Robert Rodman said he's had "zero tolerance" for underage customers during the 16 years he has owned Percy's Liquor Store, downtown on Front Street.
A citation last week for furnishing alcohol to a minor was an unfortunate first, he said.
His business wasn't alone in an Alaska Alcoholic Beverage Control Board sweep that made 57 visits to 45 Juneau liquor stores, bars and restaurants licensed to sell alcohol. Three teenagers visited the businesses over four days. Officers found reason to file 13 criminal charges against seven employees after the undercover visits, said ABC head William Roche.
Last year, the Department of Public Safety designated a full-time officer to work exclusively on running compliance checks around the state, allowing broader sweeps than in the past. Last week's 12 percent failure rate in the Juneau operation was higher than the 8 percent recently reported in Anchorage and lower than the 20 percent recently reported in Fairbanks.

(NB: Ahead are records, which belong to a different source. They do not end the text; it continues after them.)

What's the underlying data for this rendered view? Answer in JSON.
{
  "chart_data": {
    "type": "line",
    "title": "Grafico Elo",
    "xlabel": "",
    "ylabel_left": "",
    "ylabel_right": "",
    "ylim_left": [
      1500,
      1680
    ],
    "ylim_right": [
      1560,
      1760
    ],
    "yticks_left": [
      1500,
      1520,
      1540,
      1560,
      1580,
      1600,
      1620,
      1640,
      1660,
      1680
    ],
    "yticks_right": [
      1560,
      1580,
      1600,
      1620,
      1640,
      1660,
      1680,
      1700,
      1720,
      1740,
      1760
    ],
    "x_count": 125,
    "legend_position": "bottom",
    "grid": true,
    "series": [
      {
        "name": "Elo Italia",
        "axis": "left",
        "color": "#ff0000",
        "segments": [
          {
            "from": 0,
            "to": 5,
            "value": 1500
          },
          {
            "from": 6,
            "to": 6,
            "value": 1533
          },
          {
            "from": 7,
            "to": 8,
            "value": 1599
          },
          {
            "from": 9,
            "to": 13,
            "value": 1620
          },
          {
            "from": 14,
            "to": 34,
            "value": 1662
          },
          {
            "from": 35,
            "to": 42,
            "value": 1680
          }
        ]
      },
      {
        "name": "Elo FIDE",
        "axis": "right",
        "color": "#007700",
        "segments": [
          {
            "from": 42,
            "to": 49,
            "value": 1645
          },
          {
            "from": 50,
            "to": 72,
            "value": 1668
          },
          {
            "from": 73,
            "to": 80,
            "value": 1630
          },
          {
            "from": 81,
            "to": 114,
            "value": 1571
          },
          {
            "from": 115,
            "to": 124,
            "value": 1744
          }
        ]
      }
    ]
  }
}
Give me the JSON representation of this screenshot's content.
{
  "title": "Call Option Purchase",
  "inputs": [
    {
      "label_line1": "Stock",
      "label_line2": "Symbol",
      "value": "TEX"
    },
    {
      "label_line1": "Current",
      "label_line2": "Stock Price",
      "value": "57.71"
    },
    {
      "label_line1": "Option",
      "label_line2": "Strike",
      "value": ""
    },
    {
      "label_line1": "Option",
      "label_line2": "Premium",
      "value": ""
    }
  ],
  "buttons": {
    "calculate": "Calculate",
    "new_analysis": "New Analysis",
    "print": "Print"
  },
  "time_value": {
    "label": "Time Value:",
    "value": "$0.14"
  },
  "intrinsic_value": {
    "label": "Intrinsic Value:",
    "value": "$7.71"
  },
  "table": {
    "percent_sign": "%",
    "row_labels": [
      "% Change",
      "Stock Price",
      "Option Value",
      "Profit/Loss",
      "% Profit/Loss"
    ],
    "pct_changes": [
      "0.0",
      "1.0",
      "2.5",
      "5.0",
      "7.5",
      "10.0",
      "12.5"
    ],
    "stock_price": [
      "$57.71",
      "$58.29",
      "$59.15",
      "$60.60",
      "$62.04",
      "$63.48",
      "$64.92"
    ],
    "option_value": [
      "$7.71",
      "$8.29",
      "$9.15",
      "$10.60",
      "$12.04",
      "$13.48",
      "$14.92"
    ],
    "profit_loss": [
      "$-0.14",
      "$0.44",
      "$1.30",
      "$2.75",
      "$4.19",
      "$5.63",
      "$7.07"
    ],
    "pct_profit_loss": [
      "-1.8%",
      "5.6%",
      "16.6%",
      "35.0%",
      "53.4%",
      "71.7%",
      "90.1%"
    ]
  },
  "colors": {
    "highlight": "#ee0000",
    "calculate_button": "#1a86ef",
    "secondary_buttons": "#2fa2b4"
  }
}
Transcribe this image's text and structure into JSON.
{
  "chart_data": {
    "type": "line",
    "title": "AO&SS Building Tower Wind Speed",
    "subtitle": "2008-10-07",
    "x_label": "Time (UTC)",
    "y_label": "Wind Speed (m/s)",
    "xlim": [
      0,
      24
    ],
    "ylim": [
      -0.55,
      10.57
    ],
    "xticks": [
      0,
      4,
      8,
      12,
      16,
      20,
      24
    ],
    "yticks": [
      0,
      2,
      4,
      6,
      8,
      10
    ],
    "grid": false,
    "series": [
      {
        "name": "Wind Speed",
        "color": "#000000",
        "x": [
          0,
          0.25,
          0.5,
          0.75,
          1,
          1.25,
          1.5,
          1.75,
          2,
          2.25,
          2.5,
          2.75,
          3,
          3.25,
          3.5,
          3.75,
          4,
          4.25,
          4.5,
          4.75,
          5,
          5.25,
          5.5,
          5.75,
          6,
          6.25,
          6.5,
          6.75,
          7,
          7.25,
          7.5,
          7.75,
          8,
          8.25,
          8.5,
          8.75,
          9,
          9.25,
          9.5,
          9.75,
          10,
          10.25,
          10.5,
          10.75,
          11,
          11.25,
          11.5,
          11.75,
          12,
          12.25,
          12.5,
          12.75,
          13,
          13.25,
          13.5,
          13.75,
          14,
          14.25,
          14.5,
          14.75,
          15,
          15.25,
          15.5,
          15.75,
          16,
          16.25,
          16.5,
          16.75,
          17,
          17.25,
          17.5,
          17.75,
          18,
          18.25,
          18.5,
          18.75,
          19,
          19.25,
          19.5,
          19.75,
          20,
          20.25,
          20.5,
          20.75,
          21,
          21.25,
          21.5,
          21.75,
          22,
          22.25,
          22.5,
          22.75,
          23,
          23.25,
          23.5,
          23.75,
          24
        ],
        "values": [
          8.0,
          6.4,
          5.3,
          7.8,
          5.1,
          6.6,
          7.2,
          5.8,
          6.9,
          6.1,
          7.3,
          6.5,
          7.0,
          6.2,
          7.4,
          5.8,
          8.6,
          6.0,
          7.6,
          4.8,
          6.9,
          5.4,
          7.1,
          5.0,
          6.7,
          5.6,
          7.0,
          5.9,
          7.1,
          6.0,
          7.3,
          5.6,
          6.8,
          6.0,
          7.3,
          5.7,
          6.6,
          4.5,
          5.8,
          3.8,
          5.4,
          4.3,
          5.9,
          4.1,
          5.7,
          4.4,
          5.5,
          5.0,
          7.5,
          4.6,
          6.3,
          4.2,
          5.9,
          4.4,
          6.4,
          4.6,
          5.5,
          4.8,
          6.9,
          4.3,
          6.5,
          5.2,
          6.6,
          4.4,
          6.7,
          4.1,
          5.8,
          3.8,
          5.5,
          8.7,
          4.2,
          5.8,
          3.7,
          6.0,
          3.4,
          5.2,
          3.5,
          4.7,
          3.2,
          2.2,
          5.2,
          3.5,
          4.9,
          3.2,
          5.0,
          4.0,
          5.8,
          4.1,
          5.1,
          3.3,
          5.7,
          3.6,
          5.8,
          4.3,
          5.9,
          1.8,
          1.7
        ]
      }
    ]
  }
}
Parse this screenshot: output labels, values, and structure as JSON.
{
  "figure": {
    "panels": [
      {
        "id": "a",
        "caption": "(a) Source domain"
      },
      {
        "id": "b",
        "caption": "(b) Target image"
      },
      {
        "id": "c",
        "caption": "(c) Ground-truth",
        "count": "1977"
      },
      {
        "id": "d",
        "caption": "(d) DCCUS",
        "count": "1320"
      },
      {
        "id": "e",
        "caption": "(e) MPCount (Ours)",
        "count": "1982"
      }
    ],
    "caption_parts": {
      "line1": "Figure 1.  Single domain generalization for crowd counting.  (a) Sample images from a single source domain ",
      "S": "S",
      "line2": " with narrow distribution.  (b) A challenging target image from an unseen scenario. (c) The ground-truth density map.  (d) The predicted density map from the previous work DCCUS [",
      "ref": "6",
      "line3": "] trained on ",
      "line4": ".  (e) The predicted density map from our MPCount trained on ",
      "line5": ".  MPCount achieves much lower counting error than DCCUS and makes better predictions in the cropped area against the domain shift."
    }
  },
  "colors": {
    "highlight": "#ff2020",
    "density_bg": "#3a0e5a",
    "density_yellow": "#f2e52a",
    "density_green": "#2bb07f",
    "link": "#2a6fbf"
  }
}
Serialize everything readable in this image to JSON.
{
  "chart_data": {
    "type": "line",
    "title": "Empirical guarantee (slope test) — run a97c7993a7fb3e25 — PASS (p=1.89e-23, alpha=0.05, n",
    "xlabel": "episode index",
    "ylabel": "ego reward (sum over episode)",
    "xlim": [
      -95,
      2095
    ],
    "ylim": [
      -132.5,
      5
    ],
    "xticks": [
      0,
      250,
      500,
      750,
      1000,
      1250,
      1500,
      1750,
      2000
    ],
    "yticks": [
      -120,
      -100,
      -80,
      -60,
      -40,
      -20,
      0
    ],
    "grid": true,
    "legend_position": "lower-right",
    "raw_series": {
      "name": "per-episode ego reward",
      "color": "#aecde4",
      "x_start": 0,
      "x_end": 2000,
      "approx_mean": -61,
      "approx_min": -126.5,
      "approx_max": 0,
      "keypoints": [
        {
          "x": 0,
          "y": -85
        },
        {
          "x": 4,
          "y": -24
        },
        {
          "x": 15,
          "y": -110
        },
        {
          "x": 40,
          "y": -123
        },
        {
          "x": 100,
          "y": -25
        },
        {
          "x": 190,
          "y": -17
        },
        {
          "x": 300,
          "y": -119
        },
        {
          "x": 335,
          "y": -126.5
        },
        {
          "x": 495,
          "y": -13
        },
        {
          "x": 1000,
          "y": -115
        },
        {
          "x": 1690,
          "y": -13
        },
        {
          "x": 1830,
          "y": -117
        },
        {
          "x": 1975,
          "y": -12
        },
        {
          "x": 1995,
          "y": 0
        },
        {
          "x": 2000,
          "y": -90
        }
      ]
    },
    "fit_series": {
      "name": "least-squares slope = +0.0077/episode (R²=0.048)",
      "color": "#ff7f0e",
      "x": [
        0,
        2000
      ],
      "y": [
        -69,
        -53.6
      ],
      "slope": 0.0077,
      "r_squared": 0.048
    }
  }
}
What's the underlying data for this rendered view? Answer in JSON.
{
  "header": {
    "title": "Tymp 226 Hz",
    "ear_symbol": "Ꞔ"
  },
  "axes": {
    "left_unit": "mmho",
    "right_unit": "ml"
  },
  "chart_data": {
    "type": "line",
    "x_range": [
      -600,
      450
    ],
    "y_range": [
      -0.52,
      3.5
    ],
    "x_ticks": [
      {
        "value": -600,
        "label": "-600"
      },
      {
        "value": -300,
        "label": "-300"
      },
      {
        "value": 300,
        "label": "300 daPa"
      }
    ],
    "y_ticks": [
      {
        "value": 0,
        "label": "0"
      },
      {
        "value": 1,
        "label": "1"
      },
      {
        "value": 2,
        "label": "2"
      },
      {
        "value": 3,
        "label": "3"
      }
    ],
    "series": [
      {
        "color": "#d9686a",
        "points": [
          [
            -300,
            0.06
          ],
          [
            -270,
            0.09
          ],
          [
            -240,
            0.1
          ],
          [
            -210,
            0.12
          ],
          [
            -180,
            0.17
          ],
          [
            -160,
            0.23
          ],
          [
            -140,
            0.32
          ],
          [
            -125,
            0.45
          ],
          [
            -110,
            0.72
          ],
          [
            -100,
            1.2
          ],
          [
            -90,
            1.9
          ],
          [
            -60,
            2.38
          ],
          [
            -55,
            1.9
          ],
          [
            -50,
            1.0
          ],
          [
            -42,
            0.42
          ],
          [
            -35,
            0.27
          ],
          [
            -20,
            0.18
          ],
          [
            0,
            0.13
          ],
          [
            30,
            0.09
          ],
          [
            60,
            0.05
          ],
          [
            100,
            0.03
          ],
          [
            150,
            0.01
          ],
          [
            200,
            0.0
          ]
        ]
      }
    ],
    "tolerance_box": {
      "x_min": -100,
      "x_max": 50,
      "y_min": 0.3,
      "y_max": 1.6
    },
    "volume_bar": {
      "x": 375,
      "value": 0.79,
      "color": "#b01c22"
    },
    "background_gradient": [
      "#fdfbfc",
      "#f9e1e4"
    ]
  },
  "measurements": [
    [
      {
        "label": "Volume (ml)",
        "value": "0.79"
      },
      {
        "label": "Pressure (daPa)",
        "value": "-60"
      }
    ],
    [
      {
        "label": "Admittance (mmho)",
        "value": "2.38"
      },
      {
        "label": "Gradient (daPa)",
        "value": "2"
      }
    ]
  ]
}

The rate of businesses selling to people underage is far less than it was in 1999, Roche said. Then, compliance checks would yield a failure rate of about 50 percent statewide, ranging from about 30 percent in Anchorage to 70 percent in Fairbanks.
"As we've continued these compliance checks, people who work in these places become more aware they can be charged with a crime for selling alcohol to minors," Roche said.
The emphasis on such sweeps used to be package stores, but the state's full-time officer has allowed them to take a more complete look at where underage drinkers get their alcohol.
ABC recruited 16- and 17-year-old boys and an 18-year-old man to enter businesses and try to purchase alcohol. If asked, the agent would display his state-issued identification.
"You can't even be in (Percy's Liquor Store) if you're under 21," Rodman said. He said the employee had recently been trained, and the violation shouldn't have happened.
The other violations occurred at the Baranof Hotel, the Goldbelt Hotel, the Red Dog Saloon, the Glacier Airport Restaurant and the Canton House. One business that had an alcohol charge still pending Monday afternoon wasn't disclosed.
In addition to the individual clerks and servers being cited, businesses will get notices of violations, he said. Repeated violations could result in disciplinary action, Roche said.
Businesses found in violation last week can count on being checked again soon, he said. They shouldn't have to have the threat of compliance checks to make them follow the law, he added.
The teens who work with ABC don't look 21, he said.
There were violations on each of the four days of the checks, the state reported. Agents began checking on a fifth day but found that by then people knew who they were, Roche said.
Matt Felix, executive director of the National Council on Alcoholism and Drug Dependence in Juneau, said the compliance checks are important. "You can't have statutes to regulate a dangerous product and not have enforcement," he said.
Like Roche, he said he was happy to see compliance is better than it was five or six years ago.
In addition to the state addressing businesses selling to minors, parents need to understand that most of the liquor their kids are drinking is obtained from home and should keep it locked up, Felix said.
"You're risking their lives," he said.